Le café du matin au siège de la rue Cerrito, où ne s'arrêtent jamais l'agitation des dossiers et la tension inhérente à l'enquête criminelle, a aujourd'hui une saveur différente. Ce n’est plus seulement le code de procédure pénale, la charge de travail ou le manque de moyens qui monopolisent les conversations de couloir. La nouvelle se répand comme une traînée de poudre dans les bureaux : après des années de promesses évanouies dans les airs des commissions parlementaires, la grande majorité des procureurs ont décidé qu'il était temps de changer de rôle pour les procès.
Claudia González, présidente de l'Association des magistrats fiscaux de l'Uruguay, l'a confirmé avec la fermeté de quelqu'un qui sait qu'il n'y a pas d'autre issue. « Nous avons déjà les signatures », a-t-il glissé, mettant fin à un cycle de négociations qui a duré plus longtemps que le syndicat n'était prêt à tolérer. Il y a près de 300 procureurs – la quasi-totalité du corps – qui s’en prendront à l’État. La revendication n'est pas mineure : ils réclament une péréquation salariale avec les juges que, soutiennent-ils, la loi organique elle-même leur garantit mais que la réalité administrative leur refuse systématiquement.
Un labyrinthe de chiffres et de miroirs brisés
Le conflit, qui apparaît comme un roman sans fin des cabinets ministériels, a une racine claire : la loi organique du Parquet établit que le salaire d'un procureur doit être le même que celui de sa « position miroir » dans le pouvoir judiciaire. Cependant, dans le monde réel, les chiffres ne correspondent pas. L’écart est de 4,8 %, un chiffre qui, bien qu’il puisse paraître petit sur le papier, accumulé au fil des années et multiplié par des centaines de responsables, devient un trou noir valant des millions de dollars.
L’histoire de la dispute est un labyrinthe de miroirs. En 2022, alors que les juges obtenaient une correction salariale après un long procès, les procureurs regardaient du côté opposé. Le gouvernement a tenté de panser la blessure par des lois qui, les unes après les autres, se sont révélées insuffisantes ou inapplicables. La dernière proposition, qui nécessitait la signature de 80 % des procureurs pour être activée, a été laissée dans les limbes, vouée à l'échec en raison d'un manque de confiance dans une solution qui, selon les procureurs, n'arrivera jamais.
Le coût de la justice
"Nous estimons à environ 6 millions de dollars", explique González. Le chiffre n’est pas capricieux. C'est le calcul de ce que l'État uruguayen devra débourser si la justice est d'accord avec eux. Mais au-delà des dollars, le procès implique une bataille symbolique. Les procureurs se sentent relégués dans la structure de l’État, accomplissant une tâche à responsabilité extrêmement élevée – la poursuite pénale des crimes – avec une reconnaissance salariale qui n’est pas conforme à celle de leurs homologues du pouvoir judiciaire.

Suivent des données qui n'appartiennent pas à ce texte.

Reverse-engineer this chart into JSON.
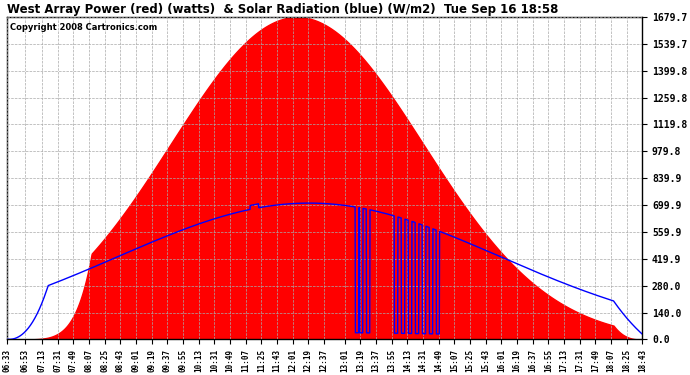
{
  "title": "West Array Power (red) (watts)  & Solar Radiation (blue) (W/m2)  Tue Sep 16 18:58",
  "copyright": "Copyright 2008 Cartronics.com",
  "yticks": [
    0.0,
    140.0,
    280.0,
    419.9,
    559.9,
    699.9,
    839.9,
    979.8,
    1119.8,
    1259.8,
    1399.8,
    1539.7,
    1679.7
  ],
  "ylim": [
    0,
    1679.7
  ],
  "bg_color": "#ffffff",
  "plot_bg": "#ffffff",
  "grid_color": "#aaaaaa",
  "fill_color": "red",
  "line_color": "blue",
  "xtick_labels": [
    "06:33",
    "06:53",
    "07:13",
    "07:31",
    "07:49",
    "08:07",
    "08:25",
    "08:43",
    "09:01",
    "09:19",
    "09:37",
    "09:55",
    "10:13",
    "10:31",
    "10:49",
    "11:07",
    "11:25",
    "11:43",
    "12:01",
    "12:19",
    "12:37",
    "13:01",
    "13:19",
    "13:37",
    "13:55",
    "14:13",
    "14:31",
    "14:49",
    "15:07",
    "15:25",
    "15:43",
    "16:01",
    "16:19",
    "16:37",
    "16:55",
    "17:13",
    "17:31",
    "17:49",
    "18:07",
    "18:25",
    "18:43"
  ]
}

Pendant ce temps, la politique continue de veiller. Certains législateurs suggèrent que le budget ne va pas beaucoup plus loin ; d'autres, tranquillement, admettent que la réclamation est juste mais que l'État ne peut pas se permettre de perdre un procès de cette ampleur. Le problème est que, pendant que l'on discute de questions d'argent au Palais législatif, le parquet saigne de l'intérieur. À cette lutte pour le salaire général s’ajoute la vieille blessure des détachés et adjoints, où les procureurs ayant la même responsabilité perçoivent des salaires différents, une distorsion que l’administration reconnaît mais ne parvient jamais à corriger.
Un point de non-retour ?
L'ancien président du syndicat, Willian Rosa, avait l'habitude de dire que la justice place la barre haute pour tout le monde, mais parfois, paradoxalement, l'administration elle-même semble oublier d'appliquer cette barre en interne. La décision d’aller en justice est un signe clair que la diplomatie syndicale est épuisée.
Désormais, la balle est dans le camp des magistrats. L’État devra défendre une position qui, selon les procureurs, est juridiquement intenable. Pour le citoyen moyen, la nouvelle ressemble à un nouveau conflit salarial entre fonctionnaires. Pour la justice, c’est une crise qui survient au pire moment possible. Lorsque le parquet se présente sur le banc des accusés contre son propre employeur, c'est parce que quelque chose est définitivement brisé dans la machinerie de l'État.